13.1.07

Desde a arcada atá ao paraíso


Eu nunca acreditei no Diabo - como nunca acreditei em Deus.

Jamais o disse alto, ou o escrevi nas gazetas, para não descontentar os poderes públicos, encarregados de manter o respeito por tais entidades:

mas que existam estes dois personagens, velhos como a Substância, rivais bonacheirões, fazendo-se mutuamente pirraças amáveis, - um de barbas nevadas e túnica azul, na toilette do antigo Jove, habitando os altos luminosos, entre uma corte mais complicada que a de Luís XIV; e o outro enfarruscado e manhoso, ornado de cornos, vivendo nas chamas inferiores, numa imitação burguesa do pitoresco Plutão - não acredito.

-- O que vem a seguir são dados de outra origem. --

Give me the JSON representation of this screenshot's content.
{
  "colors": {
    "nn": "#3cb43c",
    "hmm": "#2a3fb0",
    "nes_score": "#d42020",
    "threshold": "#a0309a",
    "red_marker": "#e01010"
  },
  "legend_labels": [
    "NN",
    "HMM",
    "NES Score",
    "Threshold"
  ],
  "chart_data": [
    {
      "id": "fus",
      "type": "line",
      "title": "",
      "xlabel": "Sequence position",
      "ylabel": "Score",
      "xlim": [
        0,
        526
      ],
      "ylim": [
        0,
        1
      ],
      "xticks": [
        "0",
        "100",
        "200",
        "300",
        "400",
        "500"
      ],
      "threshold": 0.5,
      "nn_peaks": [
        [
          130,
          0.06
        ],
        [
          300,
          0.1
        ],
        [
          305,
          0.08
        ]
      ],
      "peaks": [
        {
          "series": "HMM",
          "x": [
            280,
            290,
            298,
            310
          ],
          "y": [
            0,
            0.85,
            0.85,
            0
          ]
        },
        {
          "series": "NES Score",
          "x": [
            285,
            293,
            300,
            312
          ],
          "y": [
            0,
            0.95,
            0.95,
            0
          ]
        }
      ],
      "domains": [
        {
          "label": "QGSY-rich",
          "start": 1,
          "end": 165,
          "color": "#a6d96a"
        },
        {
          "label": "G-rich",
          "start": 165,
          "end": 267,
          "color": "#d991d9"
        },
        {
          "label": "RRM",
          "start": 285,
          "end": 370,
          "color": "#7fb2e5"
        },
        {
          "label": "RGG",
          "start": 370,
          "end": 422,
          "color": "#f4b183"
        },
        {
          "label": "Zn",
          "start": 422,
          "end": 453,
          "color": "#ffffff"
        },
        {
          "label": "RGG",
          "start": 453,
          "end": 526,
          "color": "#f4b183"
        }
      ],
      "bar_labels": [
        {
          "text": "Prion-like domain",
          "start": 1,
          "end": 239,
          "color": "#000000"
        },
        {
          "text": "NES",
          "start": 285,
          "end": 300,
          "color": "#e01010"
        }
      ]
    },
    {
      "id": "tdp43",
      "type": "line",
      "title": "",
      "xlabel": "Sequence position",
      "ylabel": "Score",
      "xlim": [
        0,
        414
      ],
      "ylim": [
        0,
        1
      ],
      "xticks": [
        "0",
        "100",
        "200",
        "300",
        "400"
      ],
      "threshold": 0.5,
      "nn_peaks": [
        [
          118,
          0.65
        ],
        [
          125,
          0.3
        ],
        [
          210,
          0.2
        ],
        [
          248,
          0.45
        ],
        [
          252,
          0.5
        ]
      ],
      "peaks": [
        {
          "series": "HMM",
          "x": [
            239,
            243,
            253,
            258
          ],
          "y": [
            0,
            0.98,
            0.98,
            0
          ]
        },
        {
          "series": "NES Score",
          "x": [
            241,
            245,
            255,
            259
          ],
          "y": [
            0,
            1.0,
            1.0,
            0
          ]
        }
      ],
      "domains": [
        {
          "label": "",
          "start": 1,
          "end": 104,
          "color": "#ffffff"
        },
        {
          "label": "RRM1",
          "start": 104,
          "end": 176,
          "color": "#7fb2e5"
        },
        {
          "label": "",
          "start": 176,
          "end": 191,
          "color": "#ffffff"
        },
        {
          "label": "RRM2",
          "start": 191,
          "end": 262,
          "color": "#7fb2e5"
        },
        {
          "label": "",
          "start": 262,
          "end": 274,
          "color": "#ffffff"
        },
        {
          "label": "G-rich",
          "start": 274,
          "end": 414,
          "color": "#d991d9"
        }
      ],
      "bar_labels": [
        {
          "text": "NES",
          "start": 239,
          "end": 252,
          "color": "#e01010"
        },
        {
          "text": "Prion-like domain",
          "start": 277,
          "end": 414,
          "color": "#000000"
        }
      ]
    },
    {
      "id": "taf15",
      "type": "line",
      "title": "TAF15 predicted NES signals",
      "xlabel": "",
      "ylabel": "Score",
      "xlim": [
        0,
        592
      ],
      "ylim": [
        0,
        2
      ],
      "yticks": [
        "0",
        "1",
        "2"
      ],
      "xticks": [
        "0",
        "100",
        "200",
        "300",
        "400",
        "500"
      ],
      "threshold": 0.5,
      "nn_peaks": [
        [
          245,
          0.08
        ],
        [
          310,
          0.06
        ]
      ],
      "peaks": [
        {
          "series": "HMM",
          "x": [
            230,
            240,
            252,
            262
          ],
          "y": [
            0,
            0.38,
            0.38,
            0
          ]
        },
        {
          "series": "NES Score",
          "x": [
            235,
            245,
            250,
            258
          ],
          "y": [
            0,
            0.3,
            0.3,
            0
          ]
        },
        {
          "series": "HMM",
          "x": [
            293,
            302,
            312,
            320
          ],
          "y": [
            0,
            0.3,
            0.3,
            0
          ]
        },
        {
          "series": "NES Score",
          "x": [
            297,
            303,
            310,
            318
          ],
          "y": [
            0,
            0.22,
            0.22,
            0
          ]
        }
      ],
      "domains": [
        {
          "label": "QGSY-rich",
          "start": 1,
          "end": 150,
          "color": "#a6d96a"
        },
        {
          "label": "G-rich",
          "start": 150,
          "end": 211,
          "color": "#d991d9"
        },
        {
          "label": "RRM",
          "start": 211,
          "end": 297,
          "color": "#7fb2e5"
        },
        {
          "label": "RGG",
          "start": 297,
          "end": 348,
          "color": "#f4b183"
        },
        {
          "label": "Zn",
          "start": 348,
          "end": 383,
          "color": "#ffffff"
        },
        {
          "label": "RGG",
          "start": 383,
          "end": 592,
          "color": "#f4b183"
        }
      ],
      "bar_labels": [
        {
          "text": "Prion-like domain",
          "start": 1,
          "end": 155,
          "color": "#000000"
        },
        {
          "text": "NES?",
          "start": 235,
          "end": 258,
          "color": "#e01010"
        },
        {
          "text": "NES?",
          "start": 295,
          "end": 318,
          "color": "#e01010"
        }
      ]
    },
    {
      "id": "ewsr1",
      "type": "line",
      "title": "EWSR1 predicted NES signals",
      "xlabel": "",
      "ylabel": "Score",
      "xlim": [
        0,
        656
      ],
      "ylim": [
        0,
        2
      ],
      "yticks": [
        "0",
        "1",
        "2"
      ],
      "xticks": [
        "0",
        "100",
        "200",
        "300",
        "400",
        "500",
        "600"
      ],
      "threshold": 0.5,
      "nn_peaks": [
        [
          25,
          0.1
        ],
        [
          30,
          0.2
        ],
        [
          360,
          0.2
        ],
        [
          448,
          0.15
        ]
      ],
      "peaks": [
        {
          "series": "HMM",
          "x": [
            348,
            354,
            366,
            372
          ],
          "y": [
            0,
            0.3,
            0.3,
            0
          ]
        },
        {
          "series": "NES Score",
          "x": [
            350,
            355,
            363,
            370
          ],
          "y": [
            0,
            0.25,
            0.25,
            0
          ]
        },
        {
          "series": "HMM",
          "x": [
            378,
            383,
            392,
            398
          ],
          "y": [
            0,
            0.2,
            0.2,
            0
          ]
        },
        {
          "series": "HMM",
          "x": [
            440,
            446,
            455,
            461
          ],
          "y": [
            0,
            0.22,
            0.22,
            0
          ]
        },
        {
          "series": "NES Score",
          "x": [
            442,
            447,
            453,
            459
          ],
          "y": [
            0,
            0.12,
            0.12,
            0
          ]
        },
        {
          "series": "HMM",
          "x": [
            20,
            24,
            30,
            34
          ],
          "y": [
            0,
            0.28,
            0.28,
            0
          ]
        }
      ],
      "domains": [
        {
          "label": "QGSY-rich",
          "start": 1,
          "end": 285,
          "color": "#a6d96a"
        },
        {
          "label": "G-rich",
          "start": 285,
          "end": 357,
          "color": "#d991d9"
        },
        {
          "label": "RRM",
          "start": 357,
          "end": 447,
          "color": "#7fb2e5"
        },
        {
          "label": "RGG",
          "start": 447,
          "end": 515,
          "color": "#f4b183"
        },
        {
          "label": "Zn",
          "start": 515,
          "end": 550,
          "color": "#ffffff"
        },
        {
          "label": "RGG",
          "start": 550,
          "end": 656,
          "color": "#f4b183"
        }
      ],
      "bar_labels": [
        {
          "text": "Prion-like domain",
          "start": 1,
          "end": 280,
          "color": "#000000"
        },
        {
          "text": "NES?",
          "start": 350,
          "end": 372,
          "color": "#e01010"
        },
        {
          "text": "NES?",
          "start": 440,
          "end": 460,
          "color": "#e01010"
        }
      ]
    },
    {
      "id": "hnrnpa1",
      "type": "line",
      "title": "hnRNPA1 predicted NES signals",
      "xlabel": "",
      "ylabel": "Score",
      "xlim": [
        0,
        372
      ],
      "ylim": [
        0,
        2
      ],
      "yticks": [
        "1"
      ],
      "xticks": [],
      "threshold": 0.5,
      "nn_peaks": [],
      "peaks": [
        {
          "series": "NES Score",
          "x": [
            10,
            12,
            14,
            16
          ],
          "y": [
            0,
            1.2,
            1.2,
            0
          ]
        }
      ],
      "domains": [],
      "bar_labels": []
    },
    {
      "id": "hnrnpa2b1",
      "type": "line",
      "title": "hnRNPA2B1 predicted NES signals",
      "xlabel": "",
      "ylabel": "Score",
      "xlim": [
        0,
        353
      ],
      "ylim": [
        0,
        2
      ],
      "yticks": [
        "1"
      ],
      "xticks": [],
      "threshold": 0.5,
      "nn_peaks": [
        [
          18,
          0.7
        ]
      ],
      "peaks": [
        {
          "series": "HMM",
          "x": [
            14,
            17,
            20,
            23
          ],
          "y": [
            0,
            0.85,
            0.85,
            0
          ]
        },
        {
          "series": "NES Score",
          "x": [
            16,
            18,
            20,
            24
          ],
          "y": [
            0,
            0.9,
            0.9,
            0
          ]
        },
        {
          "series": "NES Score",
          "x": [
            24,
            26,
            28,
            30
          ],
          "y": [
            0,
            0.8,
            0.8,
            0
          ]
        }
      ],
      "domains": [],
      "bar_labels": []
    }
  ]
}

Não, não acredito! Céu e Inferno são concepções sociais para uso da plebe - e eu pertenço à classe média.

Rezo, é verdade, a Nossa Senhora das Dores:

porque, assim como pedi o favor do senhor doutor para passar no meu acto; assim como, para obter os meus vinte mil réis, implorei a benevolência do senhor deputado; igualmente para me subtrair à tísica, à angina, à navalha de ponta, à febre que vem da sarjeta, à casca da laranja escorregadia onde se quebra a perna, a outros males públicos, necessito ter uma protecção extra-humana.

Ou pelo rapapé ou pelo incensador, o homem prudente deve ir fazendo assim uma série de sábias adulações, desde a Arcada até ao Paraíso.

Com um compadre no bairro, e uma comadre mística nas alturas - o destino do bacharel está seguro.